Let’s do some more math. I’m making up some of these numbers just to give you an idea of how large numbers and time can change the odds. Let’s say that there are 6000 offshore wells around the world and that the chance one of them will have a catastrophic blowout, as we see in the Gulf, in any one year is 0.000001 – a failure rate of one in a million. So the chance of any failures worldwide in any year works out to 0.6%, not quite as thrilling as one in a million but pretty low. I mean we ran the entire Space Shuttle program for almost 30 years with worse odds than that.

But that is only over 1 year. Doing the math, there is only about a 50% chance of complete success over a 100 year period. That means that even with the odds being one in a million of a catastrophic failure occurring on any one offshore rig in one year, over time and given enough rigs, it is almost certain that there would be a catastrophic failure.

And that is for a one in a million chance. I don’t know what the odds really are but I have the feeling that the processes used on the Deepwater platform were not designed to produce the highest success rates.

In my experience, when a process is developed with a certain failure rate, human beings, unless strictly supervised, will act to cut corners or alter the process, in a way that increases that failure rate. As time goes on, they wonder why they have to keep spending so much time on things that may not appear to be really useful. They take shortcuts that create suboptimal circumstances. People not directly involved want to know why things can not be sped up.

With the Shuttle, the failure rate may have been 1% but some of the decisions made before the Challenger launch most likely increased that percentage. That is, if there is a 1% failure rate under optimal conditions what is does the failure rate become under suboptimal conditions? Well, obviously more than 1%.

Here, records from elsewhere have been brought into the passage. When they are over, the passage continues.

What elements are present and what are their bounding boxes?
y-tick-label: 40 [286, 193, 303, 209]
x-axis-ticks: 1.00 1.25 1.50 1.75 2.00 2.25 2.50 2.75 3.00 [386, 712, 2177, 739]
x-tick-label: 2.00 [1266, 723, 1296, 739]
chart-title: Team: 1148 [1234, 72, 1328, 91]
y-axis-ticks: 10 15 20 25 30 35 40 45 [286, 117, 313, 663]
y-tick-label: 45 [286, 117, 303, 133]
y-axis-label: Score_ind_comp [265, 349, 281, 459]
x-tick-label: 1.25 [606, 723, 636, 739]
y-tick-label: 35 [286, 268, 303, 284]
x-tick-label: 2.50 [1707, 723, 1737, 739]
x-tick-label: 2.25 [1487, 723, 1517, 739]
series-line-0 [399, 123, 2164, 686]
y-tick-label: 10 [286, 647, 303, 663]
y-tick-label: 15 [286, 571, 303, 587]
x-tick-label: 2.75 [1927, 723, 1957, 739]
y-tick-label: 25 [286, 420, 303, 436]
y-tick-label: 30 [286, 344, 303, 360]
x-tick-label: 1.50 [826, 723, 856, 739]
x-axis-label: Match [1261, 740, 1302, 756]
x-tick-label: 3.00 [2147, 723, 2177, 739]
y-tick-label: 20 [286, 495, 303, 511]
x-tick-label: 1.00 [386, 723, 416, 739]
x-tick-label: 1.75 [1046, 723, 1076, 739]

From the data we have been seeing on the well in the Gulf, there seem to have been ample evidence that it was not a normal well and normal odds would not have applied. Thus, they should have taken even more precautions to prevent the catastrophe that, mathematically, will eventually happen.

But human nature being what human nature is, they did the exact opposite. They cut corners and tried to get an expensive well under control while doing even less than the minimal tests of safety.

So, in order to reduce catastrophic disasters we need to not only develop processes that greatly reduce the intrinsic failure rate. We need to include all sorts of human-based pressures to prevent people from increasing the rate of failure.

This is not an area to decrease regulation. At least if we want to prevent catastrophe.